The giants never spoke to them.
The giants never called them grasshoppers.
The giants never gave their opinion.
The spies were observers.
Not participants.
So where did that conclusion come from?
Their own fear.
Their own insecurity.
Their own perception.
They projected onto the giants what they already believed about themselves.
The enemy never had to convince the giants they were small.
He only had to convince Israel.
That realization hit me hard.
How many opportunities have I avoided because I assumed I wasn’t enough?
How many doors have I believed were closed before I ever knocked?
How many battles have I lost in my mind before they ever happened in reality?
The giants never called them grasshoppers.
They called themselves grasshoppers.
And I wonder how often we do the same.
The enemy’s strategy has always been remarkably consistent.
In Genesis he questioned what God said.
In Matthew he questioned who God said Jesus was.
In Numbers he distorted how God’s people saw themselves.
The battlefield has always been the mind.
Yet this is where the Holy Spirit becomes such a gift.
Because we are not left to fight deception alone.
The Holy Spirit reminds us of truth when lies sound convincing.
He exposes distortions we cannot see.
He strengthens us when obedience feels difficult.
He helps us execute what God has already revealed.
Because knowing truth and living truth are not always the same thing.
I have learned that revelation is wonderful.

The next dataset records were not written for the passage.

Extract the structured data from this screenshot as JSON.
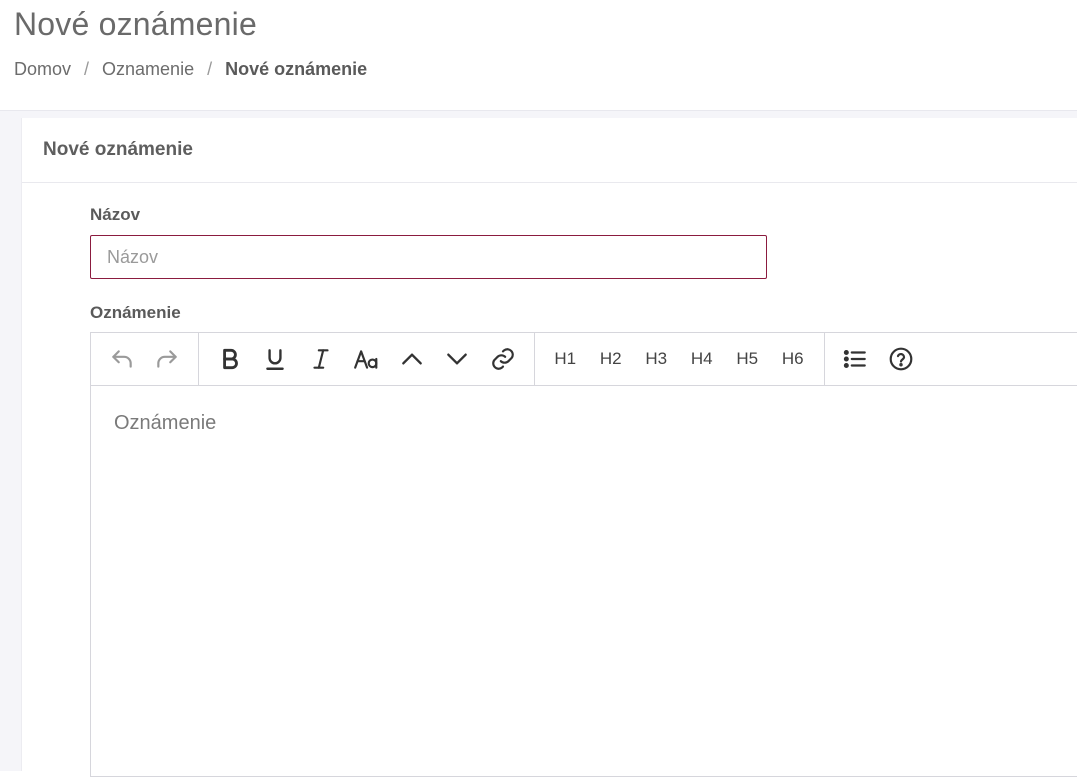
{
  "header": {
    "title": "Nové oznámenie",
    "breadcrumb": [
      "Domov",
      "Oznamenie",
      "Nové oznámenie"
    ],
    "breadcrumb_separator": "/"
  },
  "card": {
    "title": "Nové oznámenie",
    "name_field": {
      "label": "Názov",
      "placeholder": "Názov",
      "value": ""
    },
    "announcement_field": {
      "label": "Oznámenie",
      "placeholder": "Oznámenie"
    }
  },
  "toolbar": {
    "history": [
      "undo-icon",
      "redo-icon"
    ],
    "formatting": [
      "bold-icon",
      "underline-icon",
      "italic-icon",
      "font-size-icon",
      "superscript-icon",
      "subscript-icon",
      "link-icon"
    ],
    "headings": [
      "H1",
      "H2",
      "H3",
      "H4",
      "H5",
      "H6"
    ],
    "extras": [
      "bullet-list-icon",
      "help-icon"
    ]
  },
  "colors": {
    "accent_border": "#8b1b3f",
    "page_background": "#f5f5f9"
  }
}
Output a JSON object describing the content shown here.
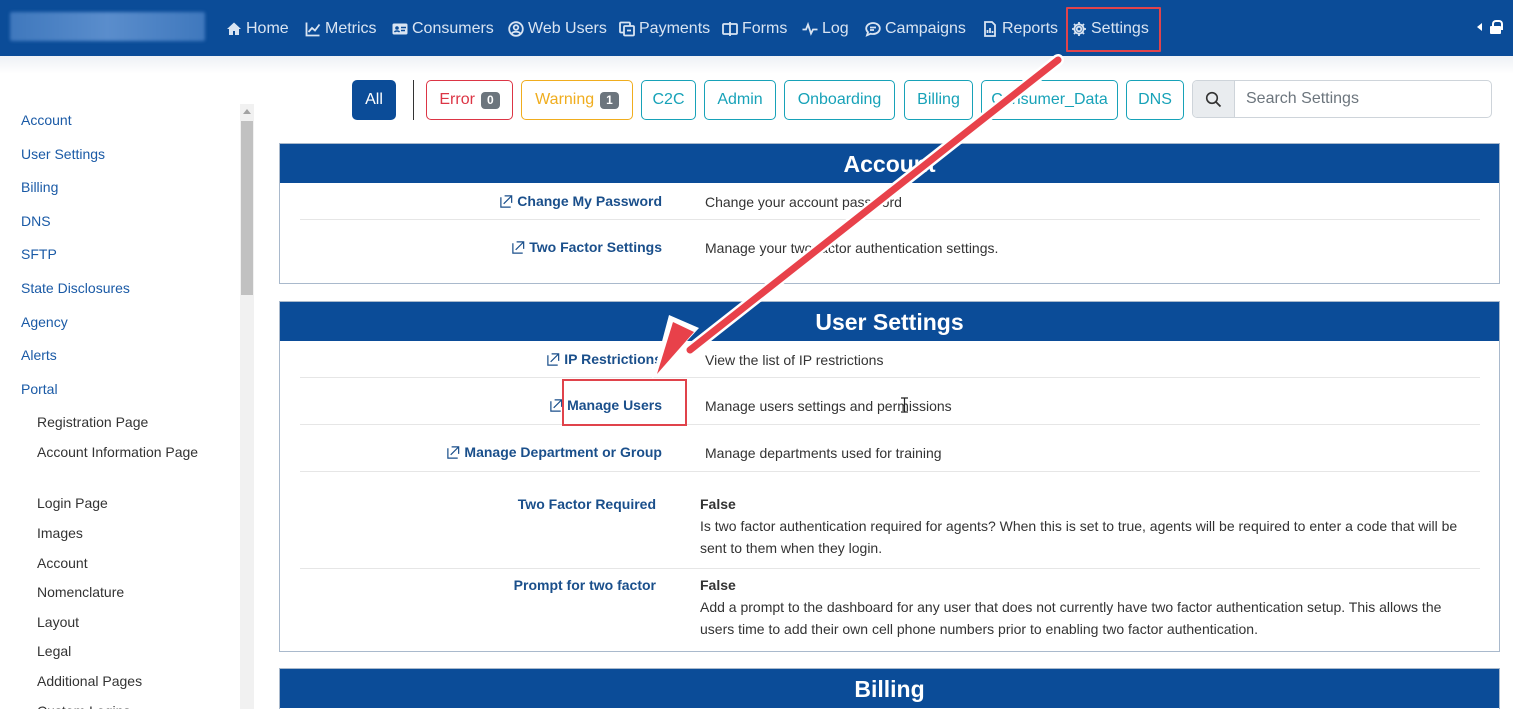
{
  "nav": {
    "items": [
      {
        "label": "Home",
        "icon": "home-icon"
      },
      {
        "label": "Metrics",
        "icon": "chart-icon"
      },
      {
        "label": "Consumers",
        "icon": "id-card-icon"
      },
      {
        "label": "Web Users",
        "icon": "user-circle-icon"
      },
      {
        "label": "Payments",
        "icon": "payments-icon"
      },
      {
        "label": "Forms",
        "icon": "forms-icon"
      },
      {
        "label": "Log",
        "icon": "pulse-icon"
      },
      {
        "label": "Campaigns",
        "icon": "chat-icon"
      },
      {
        "label": "Reports",
        "icon": "report-icon"
      },
      {
        "label": "Settings",
        "icon": "gear-icon"
      }
    ],
    "right_icons": [
      "caret-left-icon",
      "lock-icon"
    ]
  },
  "sidebar": {
    "items": [
      "Account",
      "User Settings",
      "Billing",
      "DNS",
      "SFTP",
      "State Disclosures",
      "Agency",
      "Alerts",
      "Portal"
    ],
    "sub_items": [
      "Registration Page",
      "Account Information Page",
      "Login Page",
      "Images",
      "Account",
      "Nomenclature",
      "Layout",
      "Legal",
      "Additional Pages",
      "Custom Logins"
    ]
  },
  "filters": {
    "all": "All",
    "error": {
      "label": "Error",
      "count": "0"
    },
    "warning": {
      "label": "Warning",
      "count": "1"
    },
    "tags": [
      "C2C",
      "Admin",
      "Onboarding",
      "Billing",
      "Consumer_Data",
      "DNS"
    ],
    "search_placeholder": "Search Settings"
  },
  "colors": {
    "nav_bg": "#0b4c98",
    "error": "#dc3545",
    "warning": "#f0ad1e",
    "info": "#17a2b8",
    "annotation": "#e0434b"
  },
  "sections": {
    "account": {
      "title": "Account",
      "rows": [
        {
          "link": "Change My Password",
          "desc": "Change your account password"
        },
        {
          "link": "Two Factor Settings",
          "desc": "Manage your two factor authentication settings."
        }
      ]
    },
    "user_settings": {
      "title": "User Settings",
      "rows": [
        {
          "link": "IP Restrictions",
          "desc": "View the list of IP restrictions"
        },
        {
          "link": "Manage Users",
          "desc": "Manage users settings and permissions"
        },
        {
          "link": "Manage Department or Group",
          "desc": "Manage departments used for training"
        }
      ],
      "settings": [
        {
          "label": "Two Factor Required",
          "value": "False",
          "desc": "Is two factor authentication required for agents? When this is set to true, agents will be required to enter a code that will be sent to them when they login."
        },
        {
          "label": "Prompt for two factor",
          "value": "False",
          "desc": "Add a prompt to the dashboard for any user that does not currently have two factor authentication setup. This allows the users time to add their own cell phone numbers prior to enabling two factor authentication."
        }
      ]
    },
    "billing": {
      "title": "Billing"
    }
  }
}
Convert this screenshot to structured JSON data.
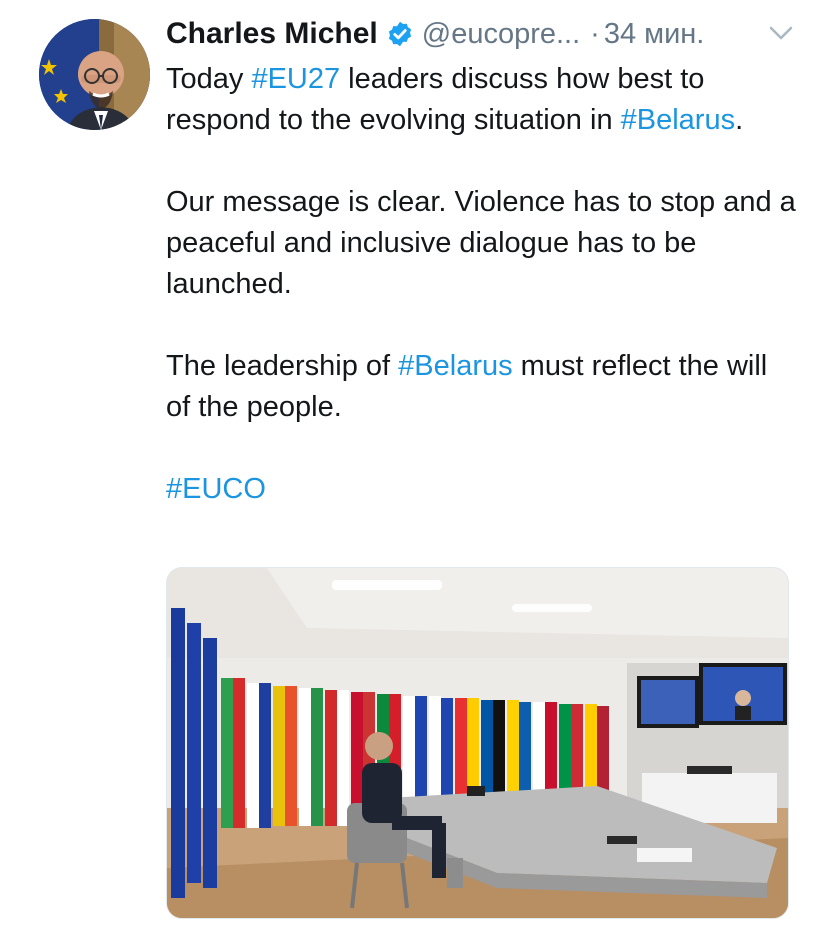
{
  "tweet": {
    "author": {
      "name": "Charles Michel",
      "handle": "@eucopre...",
      "verified": true,
      "avatar": "avatar-photo"
    },
    "time_separator": "·",
    "time": "34 мин.",
    "menu_icon": "chevron-down-icon",
    "text": {
      "p1_a": "Today ",
      "p1_tag1": "#EU27",
      "p1_b": " leaders discuss how best to respond to the evolving situation in ",
      "p1_tag2": "#Belarus",
      "p1_c": ".",
      "p2": "Our message is clear. Violence has to stop and a peaceful and inclusive dialogue has to be launched.",
      "p3_a": "The leadership of ",
      "p3_tag": "#Belarus",
      "p3_b": " must reflect the will of the people.",
      "p4_tag": "#EUCO"
    },
    "media": {
      "type": "photo"
    }
  },
  "colors": {
    "link": "#1b95e0",
    "text": "#14171a",
    "secondary": "#657786",
    "verified": "#1da1f2"
  }
}
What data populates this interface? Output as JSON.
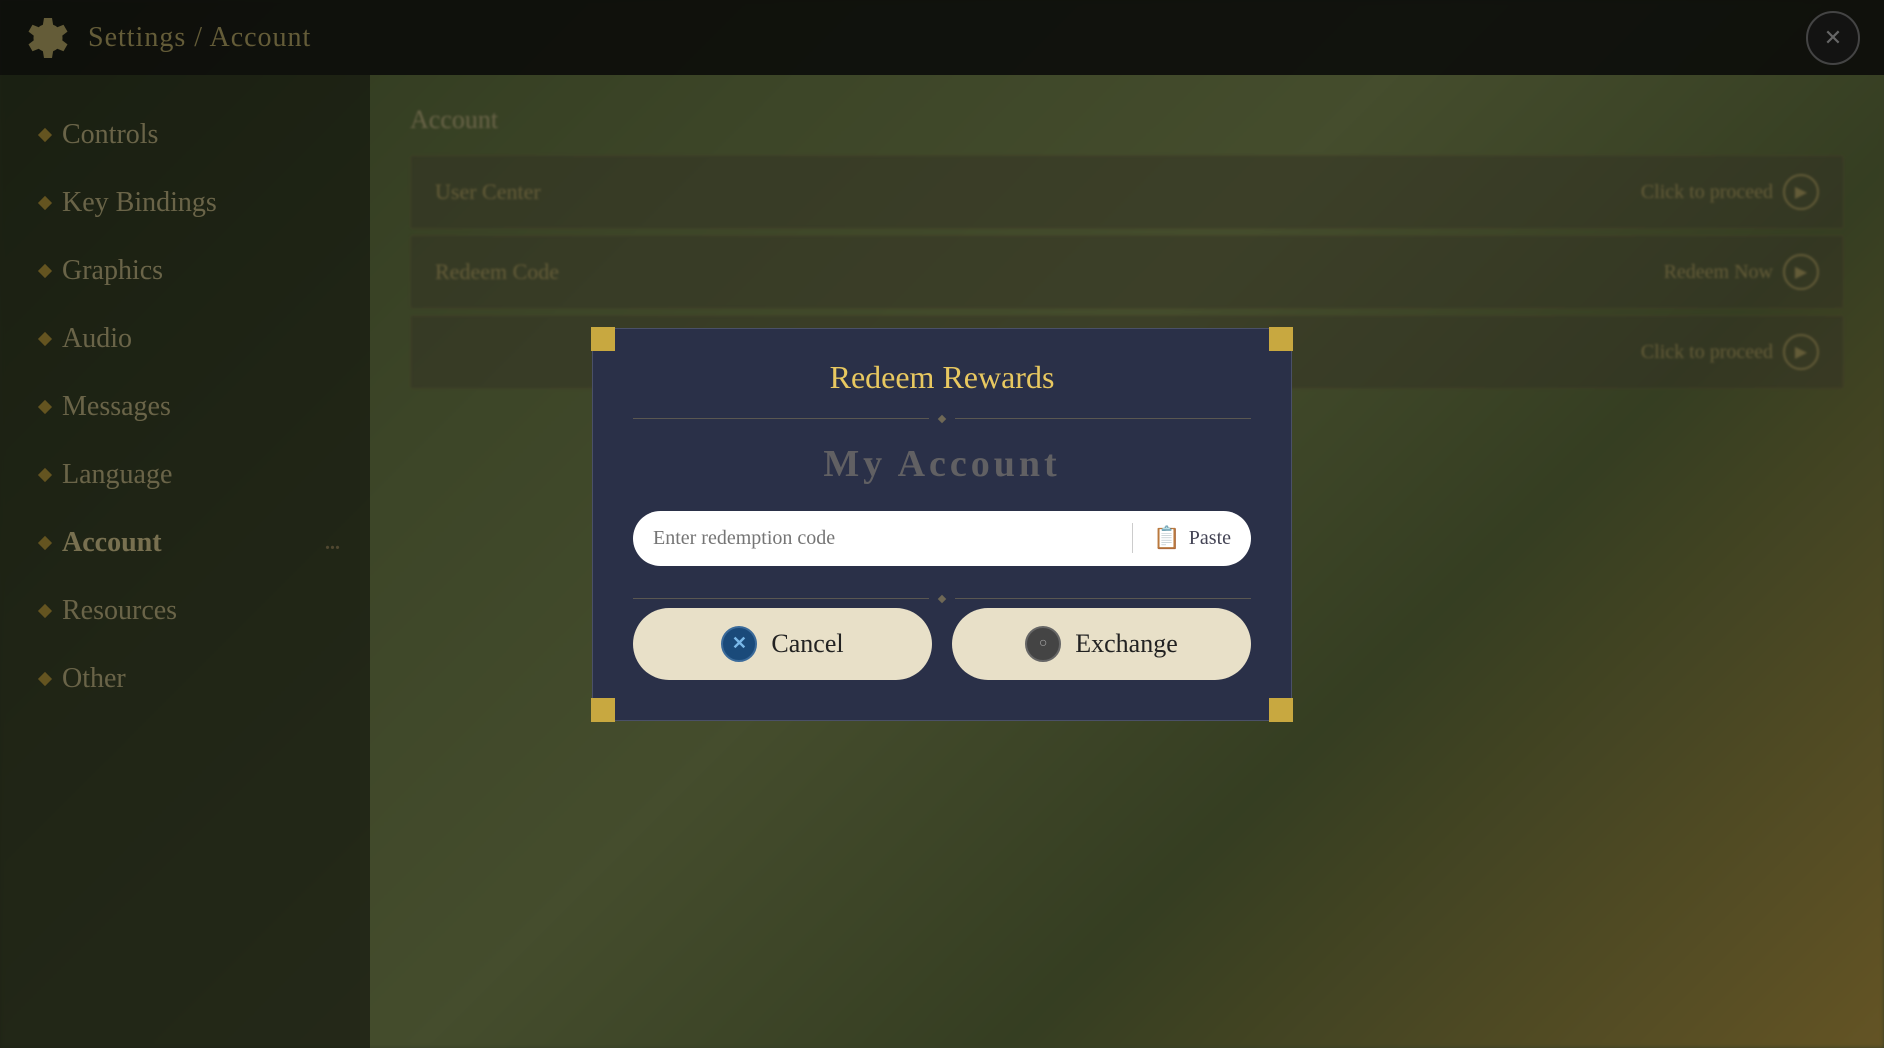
{
  "topbar": {
    "title": "Settings / Account",
    "close_label": "✕"
  },
  "sidebar": {
    "items": [
      {
        "id": "controls",
        "label": "Controls",
        "active": false
      },
      {
        "id": "key-bindings",
        "label": "Key Bindings",
        "active": false
      },
      {
        "id": "graphics",
        "label": "Graphics",
        "active": false
      },
      {
        "id": "audio",
        "label": "Audio",
        "active": false
      },
      {
        "id": "messages",
        "label": "Messages",
        "active": false
      },
      {
        "id": "language",
        "label": "Language",
        "active": false
      },
      {
        "id": "account",
        "label": "Account",
        "active": true
      },
      {
        "id": "resources",
        "label": "Resources",
        "active": false
      },
      {
        "id": "other",
        "label": "Other",
        "active": false
      }
    ]
  },
  "account": {
    "section_title": "Account",
    "rows": [
      {
        "label": "User Center",
        "action": "Click to proceed"
      },
      {
        "label": "Redeem Code",
        "action": "Redeem Now"
      },
      {
        "label": "",
        "action": "Click to proceed"
      }
    ]
  },
  "modal": {
    "title": "Redeem Rewards",
    "subtitle": "My Account",
    "input_placeholder": "Enter redemption code",
    "paste_label": "Paste",
    "cancel_label": "Cancel",
    "exchange_label": "Exchange"
  }
}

But execution is where the fight often begins.
The promise may be real.
The calling may be real.
The identity may be real.
The revelation may be real.
Yet there will still be warfare.
Not because God has abandoned us.
Not because His Word failed.
But because the enemy understands what happens when God’s people actually believe what God said.
The good news is that the same Spirit who led Jesus through the wilderness now lives in us.
Which means we do not have to fear the fight.
We simply have to learn to recognize the voice behind it.
Because sometimes the most dangerous lies are not the ones that sound evil.
Sometimes they are the ones that sound almost true.